The fish collections are mostly stored in spirit. Of prime importance are Darwin’s fish from the Beagle voyage, described by Leonard Jenyns. Even now these remain important for the taxonomy of South American species. Many of the forty specimens are types. Other significant collections include Chinese fish from the Vachell Collection, and African fish collected by J.S. Budgett including historically important specimens that were used to document the development of the lungfish.

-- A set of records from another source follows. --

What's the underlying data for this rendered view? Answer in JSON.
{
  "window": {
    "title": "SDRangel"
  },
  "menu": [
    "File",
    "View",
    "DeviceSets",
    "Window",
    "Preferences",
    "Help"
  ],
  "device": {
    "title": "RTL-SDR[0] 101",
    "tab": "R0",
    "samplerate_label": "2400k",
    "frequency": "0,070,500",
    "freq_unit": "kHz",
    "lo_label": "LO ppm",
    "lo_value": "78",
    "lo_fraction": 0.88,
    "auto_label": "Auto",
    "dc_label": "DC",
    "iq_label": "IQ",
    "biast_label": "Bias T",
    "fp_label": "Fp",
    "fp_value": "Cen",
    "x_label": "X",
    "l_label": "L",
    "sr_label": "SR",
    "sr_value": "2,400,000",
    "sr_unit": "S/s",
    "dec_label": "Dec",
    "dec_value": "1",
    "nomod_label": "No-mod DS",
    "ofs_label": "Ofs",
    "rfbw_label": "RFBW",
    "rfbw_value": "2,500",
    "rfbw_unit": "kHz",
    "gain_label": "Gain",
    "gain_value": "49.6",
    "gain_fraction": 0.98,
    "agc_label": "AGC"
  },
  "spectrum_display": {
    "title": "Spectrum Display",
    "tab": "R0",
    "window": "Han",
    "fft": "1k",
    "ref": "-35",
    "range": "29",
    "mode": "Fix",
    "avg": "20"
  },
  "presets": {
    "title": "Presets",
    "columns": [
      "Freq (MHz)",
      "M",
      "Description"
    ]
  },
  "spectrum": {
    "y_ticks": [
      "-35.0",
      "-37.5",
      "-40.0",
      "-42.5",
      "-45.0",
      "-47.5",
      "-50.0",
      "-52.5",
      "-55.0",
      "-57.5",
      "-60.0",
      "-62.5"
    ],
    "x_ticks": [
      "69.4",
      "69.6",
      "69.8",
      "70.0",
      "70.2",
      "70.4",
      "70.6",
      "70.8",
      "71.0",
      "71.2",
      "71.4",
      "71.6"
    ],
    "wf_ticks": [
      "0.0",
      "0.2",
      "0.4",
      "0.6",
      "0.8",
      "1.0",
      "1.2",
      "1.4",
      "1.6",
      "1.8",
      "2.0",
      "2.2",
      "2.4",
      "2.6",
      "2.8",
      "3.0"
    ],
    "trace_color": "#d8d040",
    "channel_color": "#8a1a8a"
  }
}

Among the amphibians and reptiles, the most notable specimens are those collected by Hans Gadow (Curator, 1882-1927) who worked extensively in South America, especially in Mexico, areas where collections of this date are rare. Hugh B. Cott contributed a number of additional specimens including material of the Nile crocodile, a species on which he published a number of pioneering and much cited papers. His field notes relating to our specimens provided much of the early documentation for the behaviour of these animals.

The Museum houses a collection of monotreme and marsupial mammals, collected from Australia and Tasmania by Morton Allport and others. These document the 19th century distribution of species that are now much more restricted. They include skeletons and several unusually well preserved skins of the thylacine, or marsupial ‘wolf’, which is now presumed extinct.

Several collections provide important historical data for the fauna of other regions. These include material from the Skeat Expedition to the Malay Peninsula, primates from Borneo and Sarawak collected by Charles Hose, and the collections of Ivan T Sanderson from West Africa, the Cameroons, Cuba, Haiti, and the zoogeographically important islands of the Greater Antilles. The Sanderson collection contains such rare and scientifically interesting smaller mammals as otter shrews and solenodons.